Something is brewing with Little Mix. On the British girl band’s fifth album, L5, there’s a new theme to be found among the songs about love on the dance floor and boys who break your heart. On this LP, the women invoke girl power 2.0 with a sex- and friends-positive message for their generation.
The group hand in a solid pop album, with heavy British influences in the style and songwriting, that dips a toe further into the world of hip-hop sounds. By looking at the album credits, it’s easy to see what Little Mix themselves are vibing: the girls wrote many of the most feminist anthems on L5, including “The National Manthem,” a 30-second intro track that lauds a bad bitch; “Strip,” which is dedicated to self-love (“Jiggle all this weight yeah / You know I love all of this”); and “Joan of Arc,” an ode to more masturbatory self-love that manages to name-check some famous, historical bad bitches and on which the girls declare they are “on that feminist tip.” Despite their past beef with some Spice Girls, the songs they’re writing sound like the idea of empowerment, specifically as encapsulated in the phrase “girl power,” made a major impression on them when they were girls; now, their own mics in hand, they’re bringing the message to Gen Z. They take it one step further, however, by actually embracing the identity of feminist, rather than holding it at a distance as their predecessors, the Spice Girls, did. On these songs, as well as “Love A Girl Right,” a message to a girlfriend who has been jilted by a cheating man, there is a strong message of empowerment for young women, urging them to put themselves ahead of their romantic relationships and to develop a healthy sense of self-confidence rather than try to find their identity in a relationship.

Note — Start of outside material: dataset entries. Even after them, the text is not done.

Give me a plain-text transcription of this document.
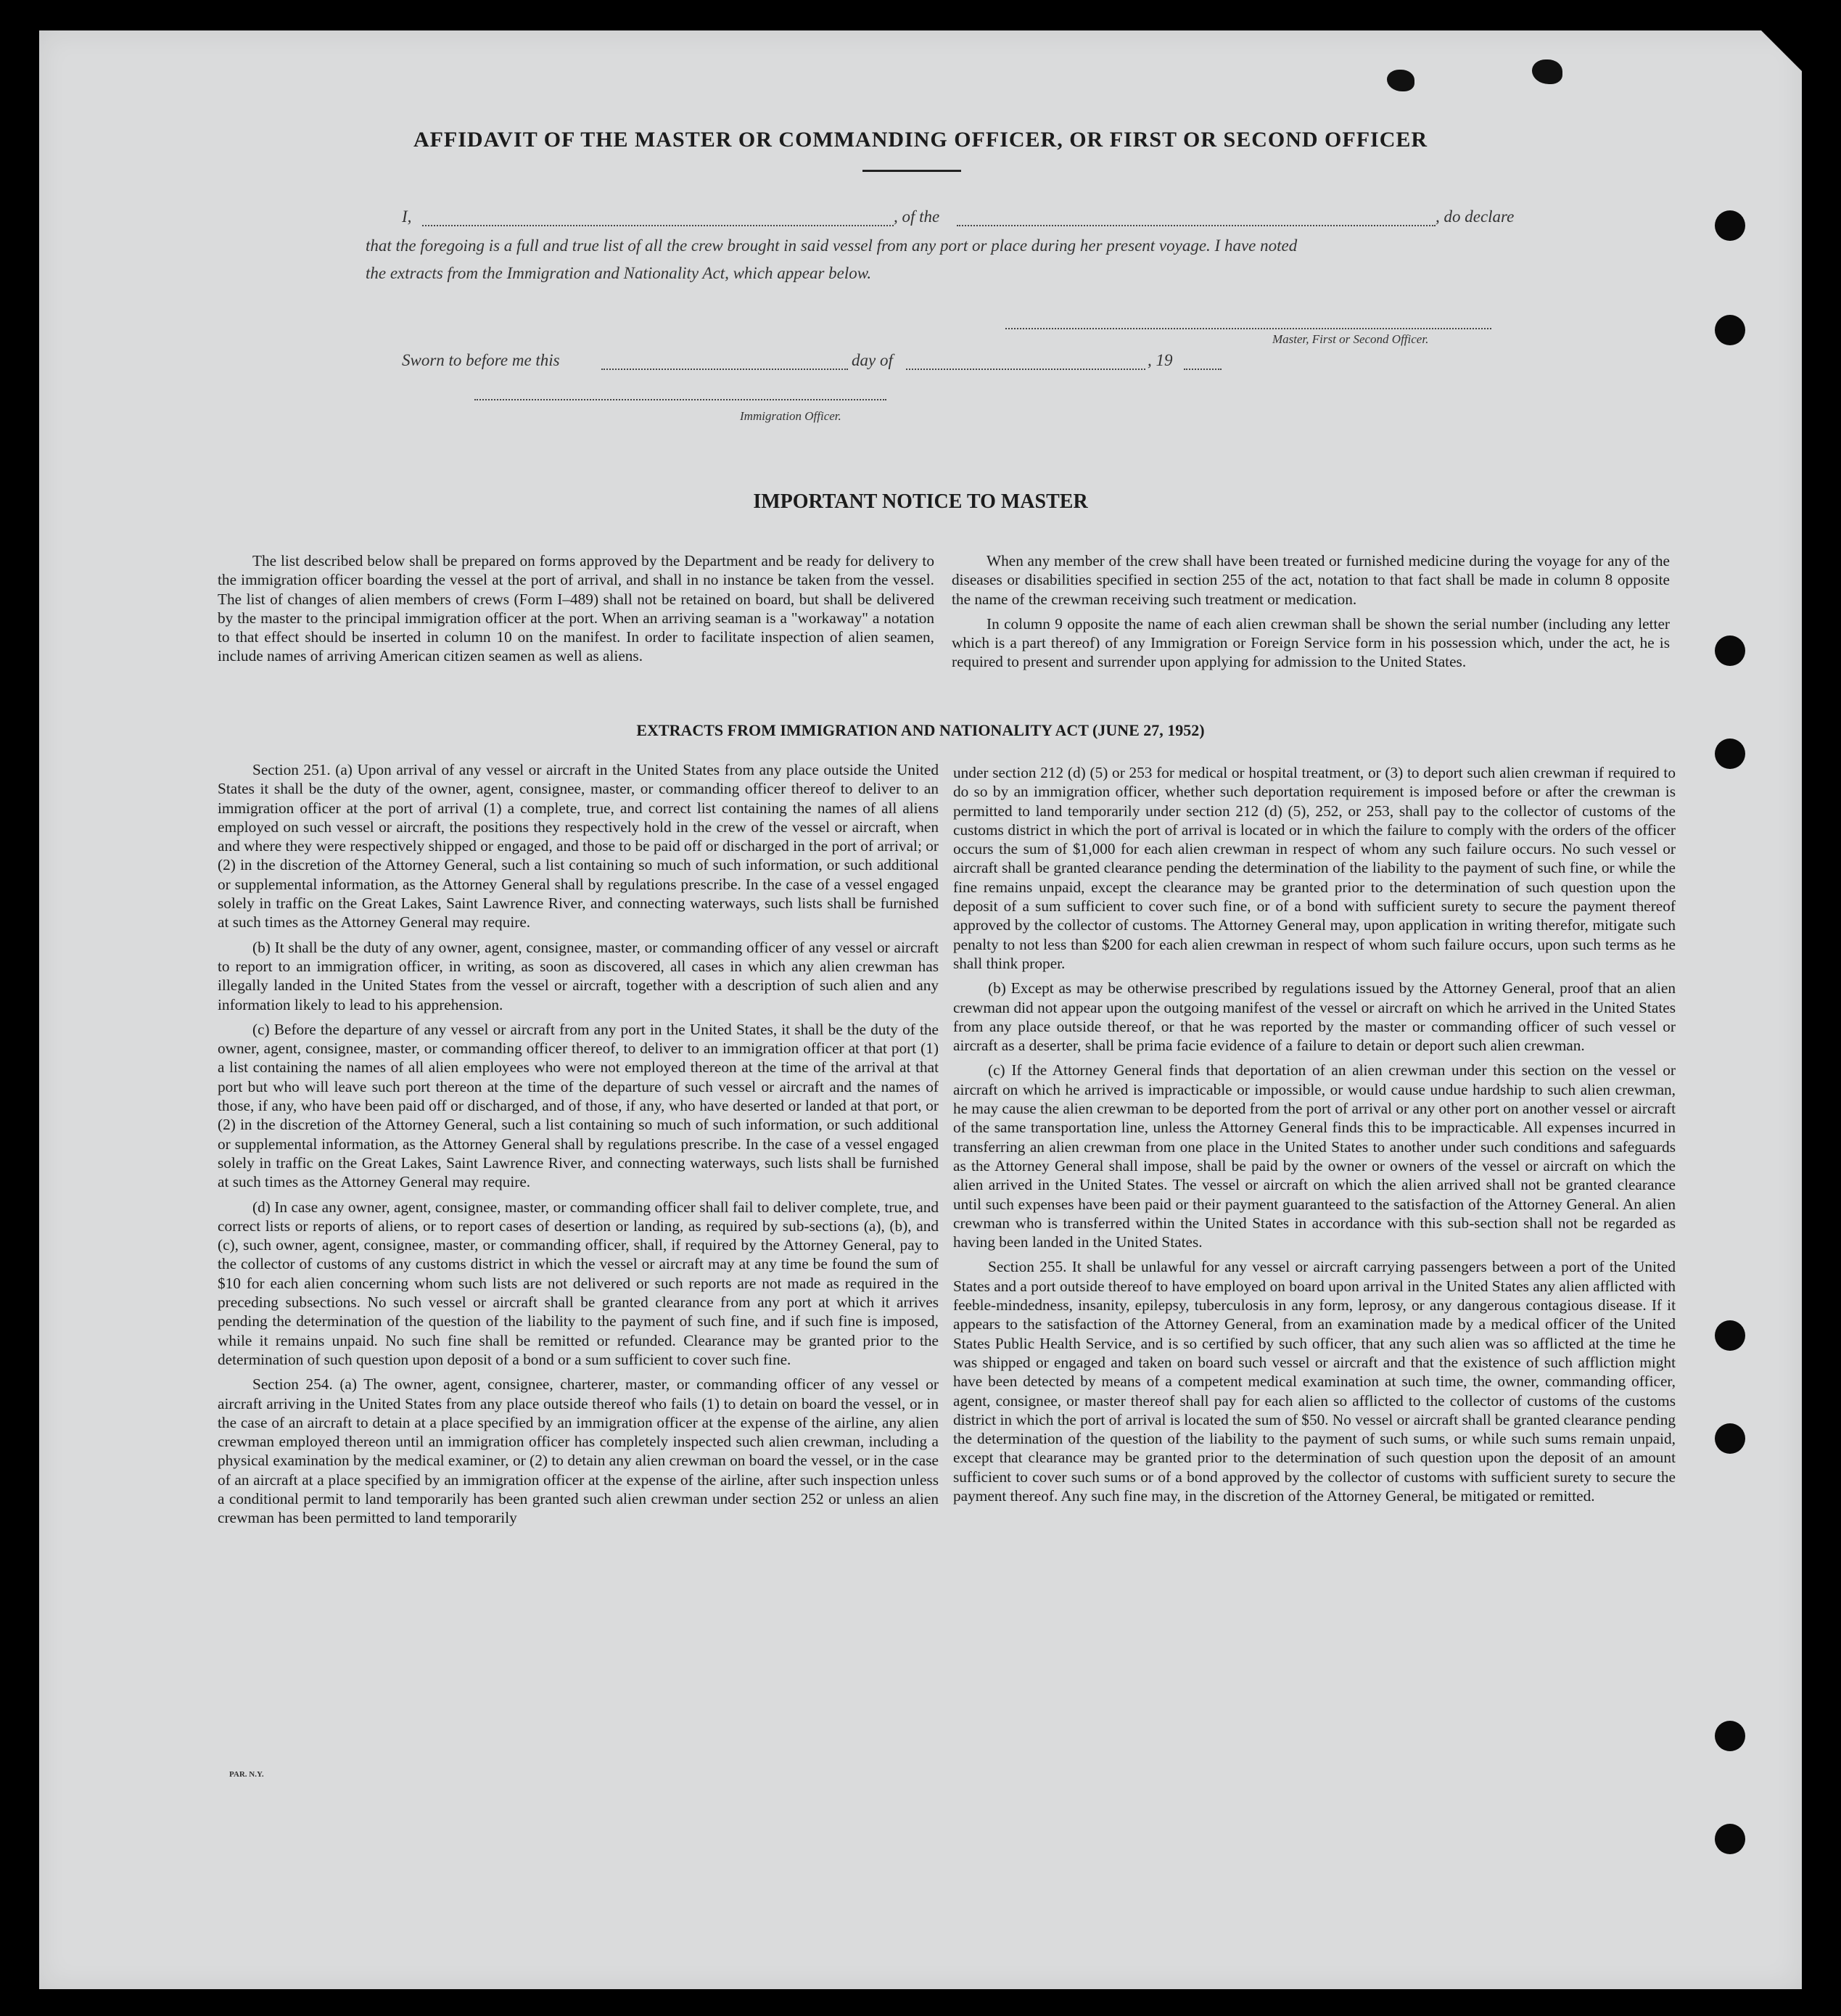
AFFIDAVIT OF THE MASTER OR COMMANDING OFFICER, OR FIRST OR SECOND OFFICER
I,	, of the	, do declare
that the foregoing is a full and true list of all the crew brought in said vessel from any port or place during her present voyage. I have noted
the extracts from the Immigration and Nationality Act, which appear below.
Master, First or Second Officer.
Sworn to before me this	day of	, 19
Immigration Officer.
IMPORTANT NOTICE TO MASTER

The list described below shall be prepared on forms approved by the Department and be ready for delivery to the immigration officer boarding the vessel at the port of arrival, and shall in no instance be taken from the vessel. The list of changes of alien members of crews (Form I–489) shall not be retained on board, but shall be delivered by the master to the principal immigration officer at the port. When an arriving seaman is a "workaway" a notation to that effect should be inserted in column 10 on the manifest. In order to facilitate inspection of alien seamen, include names of arriving American citizen seamen as well as aliens.

When any member of the crew shall have been treated or furnished medicine during the voyage for any of the diseases or disabilities specified in section 255 of the act, notation to that fact shall be made in column 8 opposite the name of the crewman receiving such treatment or medication.

In column 9 opposite the name of each alien crewman shall be shown the serial number (including any letter which is a part thereof) of any Immigration or Foreign Service form in his possession which, under the act, he is required to present and surrender upon applying for admission to the United States.

EXTRACTS FROM IMMIGRATION AND NATIONALITY ACT (JUNE 27, 1952)

Section 251. (a) Upon arrival of any vessel or aircraft in the United States from any place outside the United States it shall be the duty of the owner, agent, consignee, master, or commanding officer thereof to deliver to an immigration officer at the port of arrival (1) a complete, true, and correct list containing the names of all aliens employed on such vessel or aircraft, the positions they respectively hold in the crew of the vessel or aircraft, when and where they were respectively shipped or engaged, and those to be paid off or discharged in the port of arrival; or (2) in the discretion of the Attorney General, such a list containing so much of such information, or such additional or supplemental information, as the Attorney General shall by regulations prescribe. In the case of a vessel engaged solely in traffic on the Great Lakes, Saint Lawrence River, and connecting waterways, such lists shall be furnished at such times as the Attorney General may require.

(b) It shall be the duty of any owner, agent, consignee, master, or commanding officer of any vessel or aircraft to report to an immigration officer, in writing, as soon as discovered, all cases in which any alien crewman has illegally landed in the United States from the vessel or aircraft, together with a description of such alien and any information likely to lead to his apprehension.

(c) Before the departure of any vessel or aircraft from any port in the United States, it shall be the duty of the owner, agent, consignee, master, or commanding officer thereof, to deliver to an immigration officer at that port (1) a list containing the names of all alien employees who were not employed thereon at the time of the arrival at that port but who will leave such port thereon at the time of the departure of such vessel or aircraft and the names of those, if any, who have been paid off or discharged, and of those, if any, who have deserted or landed at that port, or (2) in the discretion of the Attorney General, such a list containing so much of such information, or such additional or supplemental information, as the Attorney General shall by regulations prescribe. In the case of a vessel engaged solely in traffic on the Great Lakes, Saint Lawrence River, and connecting waterways, such lists shall be furnished at such times as the Attorney General may require.

(d) In case any owner, agent, consignee, master, or commanding officer shall fail to deliver complete, true, and correct lists or reports of aliens, or to report cases of desertion or landing, as required by sub-sections (a), (b), and (c), such owner, agent, consignee, master, or commanding officer, shall, if required by the Attorney General, pay to the collector of customs of any customs district in which the vessel or aircraft may at any time be found the sum of $10 for each alien concerning whom such lists are not delivered or such reports are not made as required in the preceding subsections. No such vessel or aircraft shall be granted clearance from any port at which it arrives pending the determination of the question of the liability to the payment of such fine, and if such fine is imposed, while it remains unpaid. No such fine shall be remitted or refunded. Clearance may be granted prior to the determination of such question upon deposit of a bond or a sum sufficient to cover such fine.

Section 254. (a) The owner, agent, consignee, charterer, master, or commanding officer of any vessel or aircraft arriving in the United States from any place outside thereof who fails (1) to detain on board the vessel, or in the case of an aircraft to detain at a place specified by an immigration officer at the expense of the airline, any alien crewman employed thereon until an immigration officer has completely inspected such alien crewman, including a physical examination by the medical examiner, or (2) to detain any alien crewman on board the vessel, or in the case of an aircraft at a place specified by an immigration officer at the expense of the airline, after such inspection unless a conditional permit to land temporarily has been granted such alien crewman under section 252 or unless an alien crewman has been permitted to land temporarily

under section 212 (d) (5) or 253 for medical or hospital treatment, or (3) to deport such alien crewman if required to do so by an immigration officer, whether such deportation requirement is imposed before or after the crewman is permitted to land temporarily under section 212 (d) (5), 252, or 253, shall pay to the collector of customs of the customs district in which the port of arrival is located or in which the failure to comply with the orders of the officer occurs the sum of $1,000 for each alien crewman in respect of whom any such failure occurs. No such vessel or aircraft shall be granted clearance pending the determination of the liability to the payment of such fine, or while the fine remains unpaid, except the clearance may be granted prior to the determination of such question upon the deposit of a sum sufficient to cover such fine, or of a bond with sufficient surety to secure the payment thereof approved by the collector of customs. The Attorney General may, upon application in writing therefor, mitigate such penalty to not less than $200 for each alien crewman in respect of whom such failure occurs, upon such terms as he shall think proper.

(b) Except as may be otherwise prescribed by regulations issued by the Attorney General, proof that an alien crewman did not appear upon the outgoing manifest of the vessel or aircraft on which he arrived in the United States from any place outside thereof, or that he was reported by the master or commanding officer of such vessel or aircraft as a deserter, shall be prima facie evidence of a failure to detain or deport such alien crewman.

(c) If the Attorney General finds that deportation of an alien crewman under this section on the vessel or aircraft on which he arrived is impracticable or impossible, or would cause undue hardship to such alien crewman, he may cause the alien crewman to be deported from the port of arrival or any other port on another vessel or aircraft of the same transportation line, unless the Attorney General finds this to be impracticable. All expenses incurred in transferring an alien crewman from one place in the United States to another under such conditions and safeguards as the Attorney General shall impose, shall be paid by the owner or owners of the vessel or aircraft on which the alien arrived in the United States. The vessel or aircraft on which the alien arrived shall not be granted clearance until such expenses have been paid or their payment guaranteed to the satisfaction of the Attorney General. An alien crewman who is transferred within the United States in accordance with this sub-section shall not be regarded as having been landed in the United States.

Section 255. It shall be unlawful for any vessel or aircraft carrying passengers between a port of the United States and a port outside thereof to have employed on board upon arrival in the United States any alien afflicted with feeble-mindedness, insanity, epilepsy, tuberculosis in any form, leprosy, or any dangerous contagious disease. If it appears to the satisfaction of the Attorney General, from an examination made by a medical officer of the United States Public Health Service, and is so certified by such officer, that any such alien was so afflicted at the time he was shipped or engaged and taken on board such vessel or aircraft and that the existence of such affliction might have been detected by means of a competent medical examination at such time, the owner, commanding officer, agent, consignee, or master thereof shall pay for each alien so afflicted to the collector of customs of the customs district in which the port of arrival is located the sum of $50. No vessel or aircraft shall be granted clearance pending the determination of the question of the liability to the payment of such sums, or while such sums remain unpaid, except that clearance may be granted prior to the determination of such question upon the deposit of an amount sufficient to cover such sums or of a bond approved by the collector of customs with sufficient surety to secure the payment thereof. Any such fine may, in the discretion of the Attorney General, be mitigated or remitted.

PAR. N.Y.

The message continues in another one penned by the group, “Motivate,” about the very good sex you can have when you get it “any way that [you] want it” from a man who “never let me down when he go lower.” Jade Thirwall isthe most prolific songwriter of the group, turning in a particularly fun bop with “Wasabi” (“Spit me out like hot wasabi / Lick me up / I’m sweet and salty”). The album’s lead single, “Woman Like Me,” features a verse from their former tourmate Nicki Minaj and boasts a songwriting (plus guitar and bass playing) credit from Ed Sheeran, along with Jess Glynne. Throughout the album, Little Mix straddle the line between clean, ambigious pop songs that the youngest of their fans can hear and a dirtier, more grown up sound that owes an auditory debt to West Coast hip hop production with lyrics that present a very strong, feminine point of view on womanhood.
The album hits its peak with “Woman’s World,” another track co-written by Thirwall. It’s rare to hear a pop song address inequality in the workplace for women, let alone the way women’s words and bodies are policed. This is a step beyond packaging feminism and selling it back to us; it is (finally) a step forward in the level of discourse in pop music.